Monday, April 29, 2013

10 Awesome Things That Happened This Weekend (4/26-4/28)

10. Thunder Lose Russell Westbrook For Rest of Season
            God must’ve placed a preseason wager on Miami to repeat, because too many things have occurred that have enhanced their ability to win a second straight title. The Thunder will be lucky to make it to the conference finals.

9. Aaron Rodgers Becomes an Incredibly Wealthy Man
            This is a vast improvement over Rodgers’ financial situation last week, when he was merely a moderately wealthy man. He’ll get $40 million this year for his services on the gridiron.

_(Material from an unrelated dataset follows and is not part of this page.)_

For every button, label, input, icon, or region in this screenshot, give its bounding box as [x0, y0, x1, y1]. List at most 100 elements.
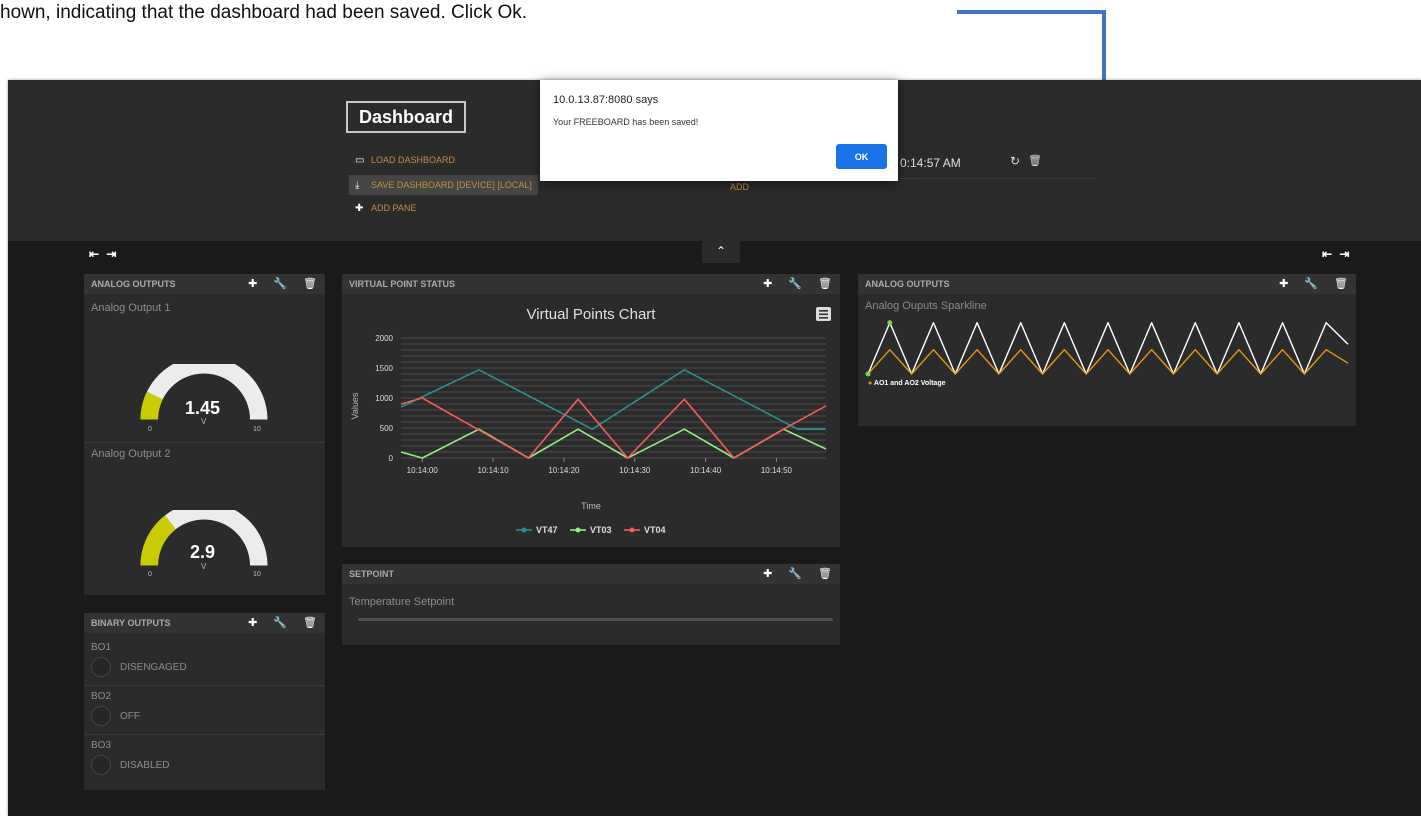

8. Eagles Trade Up to Draft Matt Barkley in Fourth Round
7. New York Jets Use Second Round Pick on Geno Smith
            I’d mock the probable failure of both of these players more, but my Dallas Cowboys just delivered the worst draft class in the history of man.

6. Celtics Stave Off Elimination
            Great to see Boston win what will more than likely be Kevin Garnett’s final home game.

5. Jon Jones Dismantles Chael Sonnen
            Sonnen is a huge douche bag, so the more elbows inflicting serious harm on his face, the better.

4. Anibal Sanchez Whiffs 17 Braves
            For those not in the know, that’s a lot of fucking strikeouts.

3. Kevin Harvick Passes Six Cars in One Lap, Wins Richmond
            I duplicated this feat on NASCAR Thunder 2002 for PS2 back in the day, so this wasn’t really a big deal.

2. Thunder Pull Out Just Enough to Hold Off Rockets
            Kevin Durant better be prepared to take a beating for Oklahoma City’s remaining games this season.

1. Nate Robinson Loses His Mind, Bulls Win Triple-Overtime Thriller
            Nate Robinson directly resulted in my Charlie Sheen post a couple of years back becoming the most viewed page ever produced by this blog (on a day when he was laying in a hospital bed recovering from knee surgery no less), so whenever Nate goes ape shit and single-handedly wills a team into overtime, No Credentials approves.